Why Single-Reader Screening Needs Different Evidence
Lunit – Published on August 11, 2026
Description
This article explores why single-reader breast screening needs different evidence and explores the findings of the AI-STREAM study.
Why Single-Reader Screening Needs Different Evidence
AI-STREAM is one of the few prospective breast AI studies to evaluate AI in a single-reader screening environment. The study reported a 13.8% increase in cancer detection without any statistically significant increase in recall rates.
Most prospective breast AI studies, including widely discussed studies such as MASAI and ScreenTrust CAD, have been conducted in double-reading screening programs. AI-STREAM offers a different perspective.
Filling an important evidence gap
AI-STREAM provides findings from a real-world single-reader screening environment that may be particularly relevant to how U.S. breast imaging practices operate.
Conducted as a prospective, multicenter study in a real-world screening population, AI-STREAM evaluated Lunit INSIGHT® MMG as an adjunctive tool used to support the interpreting radiologist after the initial read, rather than acting as a replacement for physician review.

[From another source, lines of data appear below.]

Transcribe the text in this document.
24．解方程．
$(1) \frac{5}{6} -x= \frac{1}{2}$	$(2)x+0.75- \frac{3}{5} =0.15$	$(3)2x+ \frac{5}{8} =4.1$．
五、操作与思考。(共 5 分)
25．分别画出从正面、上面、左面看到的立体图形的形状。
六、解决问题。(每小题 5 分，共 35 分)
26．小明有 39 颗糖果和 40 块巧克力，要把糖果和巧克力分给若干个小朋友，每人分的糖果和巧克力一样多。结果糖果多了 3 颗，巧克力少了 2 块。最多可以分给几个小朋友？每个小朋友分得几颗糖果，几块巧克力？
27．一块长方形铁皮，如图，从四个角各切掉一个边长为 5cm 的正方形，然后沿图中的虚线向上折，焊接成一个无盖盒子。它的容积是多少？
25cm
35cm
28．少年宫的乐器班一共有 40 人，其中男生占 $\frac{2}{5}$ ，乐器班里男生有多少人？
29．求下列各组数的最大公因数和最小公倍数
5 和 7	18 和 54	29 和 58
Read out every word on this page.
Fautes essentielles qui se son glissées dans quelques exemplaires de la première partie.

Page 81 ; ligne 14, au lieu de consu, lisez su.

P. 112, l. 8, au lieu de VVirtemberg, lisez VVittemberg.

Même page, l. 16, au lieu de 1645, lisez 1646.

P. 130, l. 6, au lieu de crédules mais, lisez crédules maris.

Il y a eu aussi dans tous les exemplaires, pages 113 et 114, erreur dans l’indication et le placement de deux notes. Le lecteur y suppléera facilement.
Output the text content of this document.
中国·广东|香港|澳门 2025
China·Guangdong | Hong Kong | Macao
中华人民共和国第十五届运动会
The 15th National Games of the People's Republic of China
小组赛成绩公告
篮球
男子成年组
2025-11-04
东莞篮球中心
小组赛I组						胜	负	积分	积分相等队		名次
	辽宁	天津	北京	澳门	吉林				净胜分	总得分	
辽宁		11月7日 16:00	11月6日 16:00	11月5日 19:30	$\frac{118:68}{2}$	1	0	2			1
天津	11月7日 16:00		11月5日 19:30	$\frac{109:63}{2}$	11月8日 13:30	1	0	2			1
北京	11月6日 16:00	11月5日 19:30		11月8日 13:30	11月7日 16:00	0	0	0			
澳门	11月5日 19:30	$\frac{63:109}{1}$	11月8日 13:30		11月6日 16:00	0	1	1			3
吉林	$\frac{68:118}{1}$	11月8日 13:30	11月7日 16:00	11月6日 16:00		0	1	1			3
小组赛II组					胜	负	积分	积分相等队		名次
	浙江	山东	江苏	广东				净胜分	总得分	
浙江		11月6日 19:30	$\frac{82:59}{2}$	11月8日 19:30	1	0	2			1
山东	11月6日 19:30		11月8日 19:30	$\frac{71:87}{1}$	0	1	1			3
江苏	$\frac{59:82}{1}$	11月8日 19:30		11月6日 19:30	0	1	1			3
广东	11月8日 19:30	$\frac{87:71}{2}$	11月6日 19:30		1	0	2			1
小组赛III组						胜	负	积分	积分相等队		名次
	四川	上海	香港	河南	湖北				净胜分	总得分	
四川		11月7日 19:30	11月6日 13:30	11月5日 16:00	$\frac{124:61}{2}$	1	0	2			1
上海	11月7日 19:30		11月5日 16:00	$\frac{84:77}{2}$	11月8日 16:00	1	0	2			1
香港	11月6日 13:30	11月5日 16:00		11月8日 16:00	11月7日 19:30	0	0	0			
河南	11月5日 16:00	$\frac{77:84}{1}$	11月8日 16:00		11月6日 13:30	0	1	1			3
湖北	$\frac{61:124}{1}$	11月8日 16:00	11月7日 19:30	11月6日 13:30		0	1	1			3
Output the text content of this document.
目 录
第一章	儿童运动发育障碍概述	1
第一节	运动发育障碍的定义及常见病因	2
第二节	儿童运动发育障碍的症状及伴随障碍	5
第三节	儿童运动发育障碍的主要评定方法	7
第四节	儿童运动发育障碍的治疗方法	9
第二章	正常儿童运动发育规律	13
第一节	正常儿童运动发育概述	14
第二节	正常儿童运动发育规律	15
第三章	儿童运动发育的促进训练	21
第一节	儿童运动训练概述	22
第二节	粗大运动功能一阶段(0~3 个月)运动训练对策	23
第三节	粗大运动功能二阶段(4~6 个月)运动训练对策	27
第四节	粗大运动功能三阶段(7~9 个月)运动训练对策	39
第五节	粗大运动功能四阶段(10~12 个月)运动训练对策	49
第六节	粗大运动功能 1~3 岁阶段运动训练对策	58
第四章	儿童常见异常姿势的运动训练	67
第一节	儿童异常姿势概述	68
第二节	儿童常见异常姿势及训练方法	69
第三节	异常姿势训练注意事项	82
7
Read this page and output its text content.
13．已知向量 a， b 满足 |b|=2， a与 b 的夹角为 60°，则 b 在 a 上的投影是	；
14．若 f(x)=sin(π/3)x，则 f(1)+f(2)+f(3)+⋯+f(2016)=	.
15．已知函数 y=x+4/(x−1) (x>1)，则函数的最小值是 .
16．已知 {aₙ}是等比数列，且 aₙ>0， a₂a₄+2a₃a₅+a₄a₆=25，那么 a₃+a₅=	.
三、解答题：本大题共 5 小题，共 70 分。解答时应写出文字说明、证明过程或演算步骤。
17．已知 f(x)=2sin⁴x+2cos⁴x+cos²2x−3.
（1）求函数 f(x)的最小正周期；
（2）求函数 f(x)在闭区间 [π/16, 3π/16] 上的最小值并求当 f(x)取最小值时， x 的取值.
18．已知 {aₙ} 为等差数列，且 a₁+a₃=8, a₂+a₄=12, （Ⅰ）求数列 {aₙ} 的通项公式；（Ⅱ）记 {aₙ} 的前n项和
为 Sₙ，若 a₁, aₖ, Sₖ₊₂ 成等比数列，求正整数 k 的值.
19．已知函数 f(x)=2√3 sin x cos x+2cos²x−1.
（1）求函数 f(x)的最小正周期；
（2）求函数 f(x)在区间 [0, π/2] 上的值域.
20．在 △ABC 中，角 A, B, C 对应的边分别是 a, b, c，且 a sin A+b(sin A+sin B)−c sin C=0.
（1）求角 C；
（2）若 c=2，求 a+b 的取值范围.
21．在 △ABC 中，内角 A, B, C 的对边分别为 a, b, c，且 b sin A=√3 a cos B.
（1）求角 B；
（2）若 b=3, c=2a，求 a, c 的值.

The study's primary analysis involved experienced breast radiologists with more than 10 years of breast imaging experience. A secondary analysis was conducted involving 5 general radiologists with varying levels of mammography interpretation experience.
What AI-STREAM found
Cancer detection rate increased by 13.8%
17 additional cancers detected
No significant increase in recall rates
Positive predictive value (PPV1) improved from 11.2 to 12.6
25 additional cancers detected by general radiologists using AI support
The study included approximately 24,500 women participating in breast cancer screening and compared screening performance with and without AI support.
For breast radiologists, the use of AI increased the cancer detection rate by 13.8%, from 5.01 to 5.70 cancers detected per 1,000 screens. That translated to 17 additional cancers being detected across the study population. The positive predictive value for recall (PPV1) also improved from 11.2 without AI support to 12.6 with AI support, a statistically significant increase indicating that recalls were more likely to result in a cancer diagnosis when AI was used.
Just as importantly, this improvement was achieved without a significant increase in recall rates, which remained almost unchanged at 4.53% with AI support compared to 4.48% without it.
A similar trend was observed among 5 general radiologists. With AI support, they detected 120 cancers compared to 95 without AI, resulting in 25 additional cancers being identified. However, for this group there was an increase in recall rates from 6.89% to 6.31% with AI support, potentially due to their lower self-confidence in interpreting mammography compared to specialists.
The question AI-STREAM set out to explore
One of the most important aspects of AI-STREAM is the role AI was asked to play. The study wasn't designed to determine whether AI could replace a radiologist. Instead, it explored whether AI could help the radiologist already responsible for reading the exam.
For many U.S. breast imagers, the question isn't:
"How can I replace my second reader?"
It's:
"How can I find more cancers without increasing recalls or adding another radiologist?"
Looking at the evidence through the right lens
Prospective breast AI studies are often discussed together, but they aren't always designed to answer the same question.
That doesn't make one study more important than the other. It simply reflects the fact that screening programs don’t all work in the same way.
It's less about deciding which study is better and more about understanding which evidence is most relevant to your practice.
Frequently Asked Questions about AI-STREAM
What is AI-STREAM?
AI-STREAM is a prospective, multicenter study evaluating Lunit INSIGHT MMG in a real-world single-reader breast screening environment.
What are the main findings of AI-STREAM?
Among breast radiologists, AI support increased cancer detection by 13.8% without a significant increase in recall rates. The study also reported 17 additional cancers detected across the study population.
How does AI-STREAM differ from studies like MASAI?
MASAI evaluated AI as a triage and read-assist tool in a double-reading screening program, while AI-STREAM evaluated how AI can support the radiologist interpreting the exam in a single-reader screening environment. Because U.S. breast imaging practices operate in a single-reader workflow, AI-STREAM provides prospective evidence relevant to that setting.